不过对于八年前她忤逆自己的意思,还让两个男人护送着离开,他一直心存不悦。

八年了,看来是清算总帐的时候。

拓跋尘的视线落在眼前的安煊身上,这个漂亮的女孩,会是他们的女儿?

拓跋尘细细的打量着这女娃,试图想从她的脸上找出像自己或者安陵愁月的地方,可是他看了许久,除了她的眉宇神似安陵愁月外,没有一个地方能找到和他的共同点。

因为她神似安陵愁月,所以他纵容这个女娃闯进自己的府邸,也因为她神似安陵愁月,所以他放任这个女娃的玩心。

安煊能够坐在这里,皆因为她眉宇间,神似安陵愁月。

“不重。”安煊摇头说,“娘说她的工作很轻松的。”

轻松?拓跋尘的眼里闪过一抹恶劣,他从来最见不得她轻松的了……他的心跳动得厉害,每个细胞都在叫嚣着要去结束她轻松的日子……

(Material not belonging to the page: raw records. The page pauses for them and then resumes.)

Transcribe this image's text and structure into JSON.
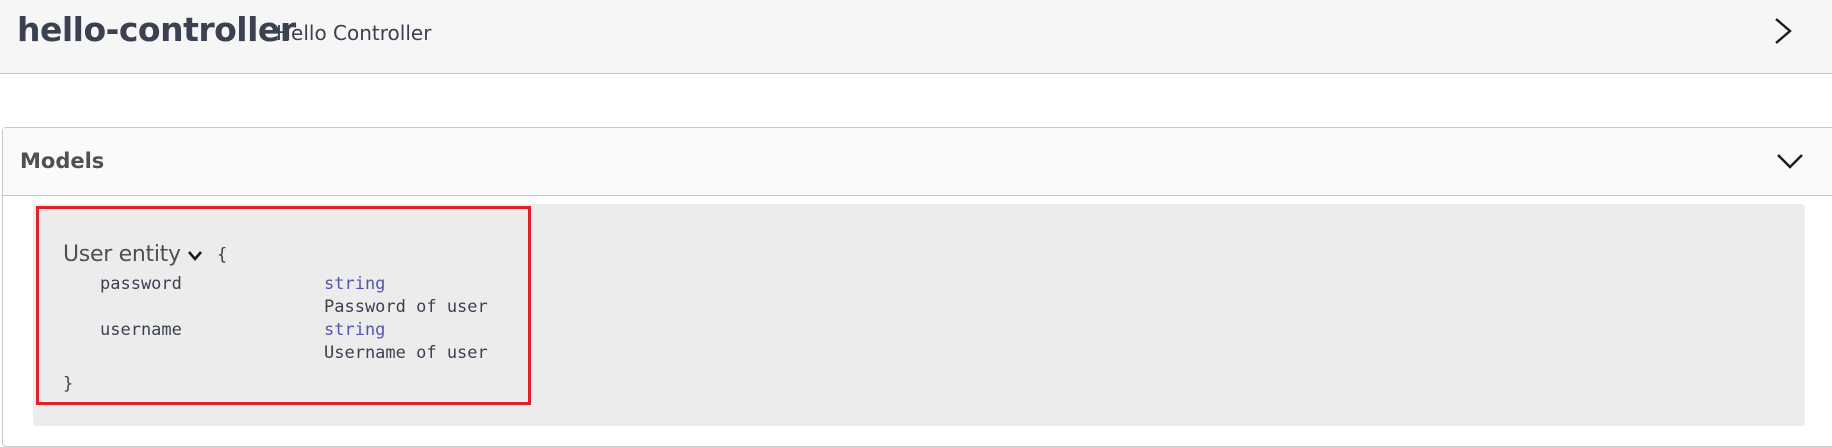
{
  "tag": {
    "name": "hello-controller",
    "description": "Hello Controller",
    "expand_icon": "chevron-right-icon"
  },
  "models": {
    "title": "Models",
    "toggle_icon": "chevron-down-icon",
    "items": [
      {
        "name": "User entity",
        "toggle_icon": "chevron-down-icon",
        "open_brace": "{",
        "close_brace": "}",
        "properties": [
          {
            "name": "password",
            "type": "string",
            "description": "Password of user"
          },
          {
            "name": "username",
            "type": "string",
            "description": "Username of user"
          }
        ]
      }
    ]
  },
  "colors": {
    "highlight_border": "#e0202a",
    "type_color": "#5555aa",
    "header_bg": "#f6f6f6",
    "model_bg": "#ececec"
  }
}
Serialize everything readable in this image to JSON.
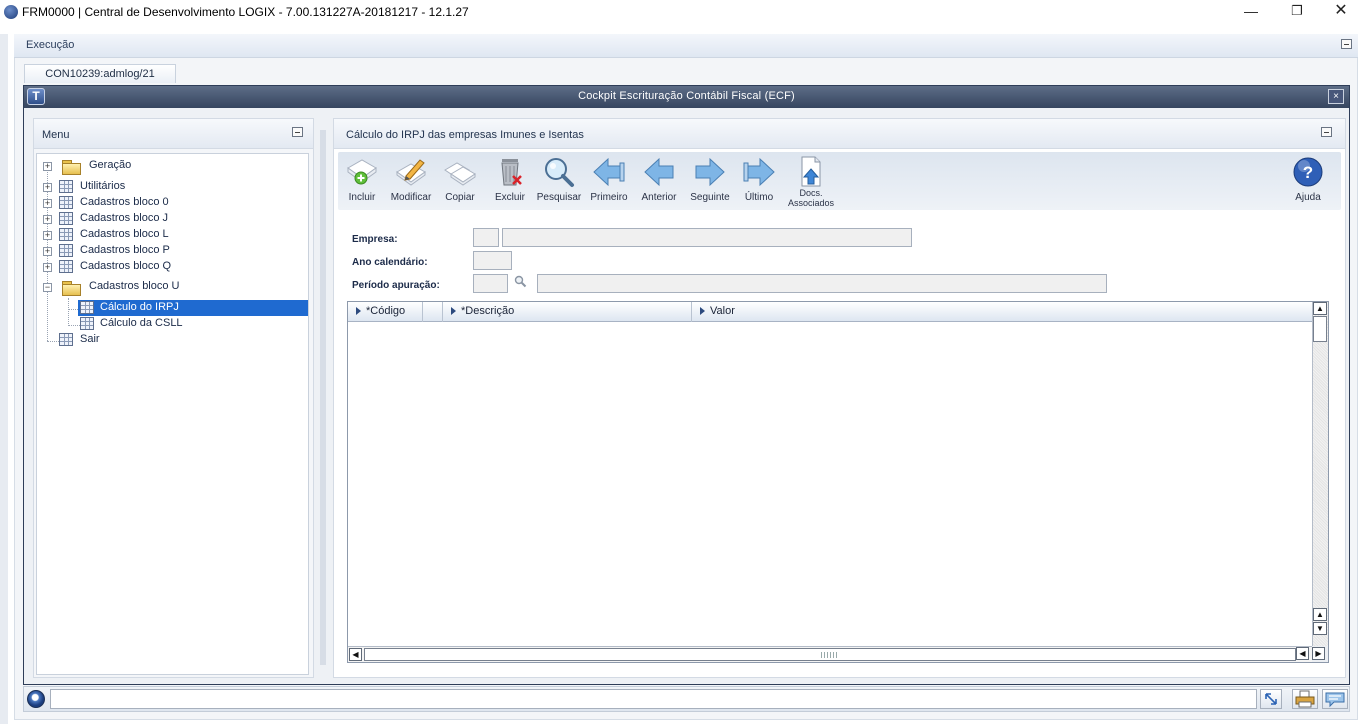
{
  "window": {
    "title": "FRM0000 | Central de Desenvolvimento LOGIX  -  7.00.131227A-20181217  -  12.1.27",
    "minimize_glyph": "—",
    "maximize_glyph": "❐",
    "close_glyph": "✕"
  },
  "exec_bar": {
    "label": "Execução"
  },
  "tab": {
    "label": "CON10239:admlog/21"
  },
  "app_window": {
    "title": "Cockpit Escrituração Contábil Fiscal (ECF)",
    "logo": "T",
    "close_glyph": "×"
  },
  "menu": {
    "header": "Menu",
    "items": [
      {
        "label": "Geração",
        "icon": "folder-icon"
      },
      {
        "label": "Utilitários",
        "icon": "table-icon"
      },
      {
        "label": "Cadastros bloco 0",
        "icon": "table-icon"
      },
      {
        "label": "Cadastros bloco J",
        "icon": "table-icon"
      },
      {
        "label": "Cadastros bloco L",
        "icon": "table-icon"
      },
      {
        "label": "Cadastros bloco P",
        "icon": "table-icon"
      },
      {
        "label": "Cadastros bloco Q",
        "icon": "table-icon"
      },
      {
        "label": "Cadastros bloco U",
        "icon": "folder-open-icon"
      },
      {
        "label": "Cálculo do IRPJ",
        "icon": "table-icon",
        "selected": true
      },
      {
        "label": "Cálculo da CSLL",
        "icon": "table-icon"
      },
      {
        "label": "Sair",
        "icon": "table-icon"
      }
    ]
  },
  "form": {
    "header": "Cálculo do IRPJ das empresas Imunes e Isentas",
    "toolbar": [
      {
        "label": "Incluir",
        "icon": "add-icon"
      },
      {
        "label": "Modificar",
        "icon": "edit-icon"
      },
      {
        "label": "Copiar",
        "icon": "copy-icon"
      },
      {
        "label": "Excluir",
        "icon": "delete-icon"
      },
      {
        "label": "Pesquisar",
        "icon": "search-icon"
      },
      {
        "label": "Primeiro",
        "icon": "first-icon"
      },
      {
        "label": "Anterior",
        "icon": "previous-icon"
      },
      {
        "label": "Seguinte",
        "icon": "next-icon"
      },
      {
        "label": "Último",
        "icon": "last-icon"
      },
      {
        "label": "Docs. Associados",
        "icon": "documents-icon"
      },
      {
        "label": "Ajuda",
        "icon": "help-icon"
      }
    ],
    "fields": {
      "empresa_label": "Empresa:",
      "ano_label": "Ano calendário:",
      "periodo_label": "Período apuração:",
      "empresa_code": "",
      "empresa_name": "",
      "ano": "",
      "periodo_code": "",
      "periodo_desc": ""
    },
    "grid": {
      "columns": [
        "*Código",
        "*Descrição",
        "Valor"
      ],
      "rows": []
    }
  },
  "statusbar": {
    "message": ""
  },
  "colors": {
    "selection": "#1f6ad0",
    "window_title": "#36455f",
    "toolbar_arrow": "#7eb5e6"
  }
}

想到这里,他心情大好,等不及安陵愁月自己走进尘王府,忍不住想先去会会她了。

八年了,八年没有交手了,他是多么的想念她,她可知道?

“你娘是在哪个地方工作?”

“集玉堂。”安煊笑着大声回答,就是个不谙世事的孩子般。

拓跋尘一僵,眼里瞬间迸出利刀般的寒芒。

集玉堂

全城最大的妓院!

她竟然在那种地方干活?

他微微眯起了眼,眼里闪着危险的光芒,薄唇紧抿透着强烈的不悦。

她竟然出卖自己的身体!

轩辕真呢?洋澈呢?他们怎么可能会允许她出场自己的身体?

拓跋尘的拳头握紧,青筋隐隐跳动着,邪魅的眼里凝聚怒火。

安煊则依旧笑着,而且笑得很甜,只是如果细看的话,会发现那是抹贼兮兮的笑。

这个夜晚,安煊选择了拓跋尘隔壁的房间住下,她轻敲了下两房之间的那堵墙,“看来今晚有人睡不住了。”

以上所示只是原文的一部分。